Almost nine out of 10 (87%) Octopus customers also said they would recommend it to others.

Greg Jackson, CEO of Octopus Energy Group, said: “It’s never been more important for energy companies to look after customers.

“No company is perfect, but Which? make it clear that Octopus really is doing so much more than the old Big 6. But we’re not complacent – we’ll keep striving to improve and redouble our efforts to help people through the energy crisis.”

In second place was Utilita with a combined score of 67%. In the group’s assessment of supplier practices, it received 75% while customers gave it a score of 59%.

Third place went to Utility Warehouse, with a combined score of 65% – 64% from Which? and a 67% customer score.

Of the energy giants, EDF Energy came in seventh place, with an overall score of 62% and British Gas came in ninth, with an overall score of 60%. Challenger firms Bulb and OVO received overall scores of 63%.

The worst energy firms

Scottish Power was voted as the worst energy provider with an overall score of 51%. It received 53% in the Which? assessment of supplier practices, and a score of 49% from customers.

It received two out of five stars for the following categories: customer service, clarity of statements, usefulness of information about energy costs, and value for money.

Eon Next, which took on Npower’s customers in 2019, was in the second-worst spot with an overall score of 57%, followed by SSE Energy Services, So Energy and Shell Energy, all with a combined score of 58%.

For customer scores, SSE Energy Services scored the lowest followed by Shell Energy, with scores of 46% and 48% respectively.

SSE Energy Services only got one star for three of the aspects in Which?’s customer satisfaction survey, including the clarity of its communication about the energy market, and two stars for the remaining two. Over half (54%) of SSE Energy Services customers complained about an issue with their bill.

A ScottishPower spokesperson said: “While we’re pleased to see the survey recognising the improvements made in our customer service and payment accuracy scores, we’re disappointed that it fails to recognise the extensive support and advice we’ve provided to customers during the cost of living crisis, our best practice activities for vulnerable customers, as well as our award-winning customer app.”

A number of suppliers, including M&S Energy, Outfox the Market, Ecotricity, and Good Energy weren’t given an overall score because not enough customers responded to the questions about them. The provider E did not return the consumer group’s questionnaire so also did not get an overall score.

‘Some firms falling far short of meeting customer needs’

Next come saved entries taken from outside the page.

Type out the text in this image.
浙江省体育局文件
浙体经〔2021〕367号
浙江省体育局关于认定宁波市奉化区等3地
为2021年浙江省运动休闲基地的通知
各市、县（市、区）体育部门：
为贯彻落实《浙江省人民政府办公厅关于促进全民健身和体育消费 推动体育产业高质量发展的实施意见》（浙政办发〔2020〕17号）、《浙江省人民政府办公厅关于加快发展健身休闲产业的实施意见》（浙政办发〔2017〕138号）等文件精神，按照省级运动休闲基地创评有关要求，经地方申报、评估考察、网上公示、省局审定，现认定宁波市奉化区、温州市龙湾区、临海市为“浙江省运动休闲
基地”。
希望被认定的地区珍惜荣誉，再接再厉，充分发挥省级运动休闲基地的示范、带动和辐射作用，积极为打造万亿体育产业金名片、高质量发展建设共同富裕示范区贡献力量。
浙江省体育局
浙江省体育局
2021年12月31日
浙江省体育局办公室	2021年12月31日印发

Rocio Concha, Which? director of policy and advocacy, said: “While customers are choosing to stay put due to a lack of deals in the energy market, our research has found that some firms are falling far short of meeting their customers’ needs during the cost-of-living crisis.

“Providers must make it as easy as possible for customers to get in touch and seek support when they need it – or customers will vote with their feet and switch away when this becomes an option.”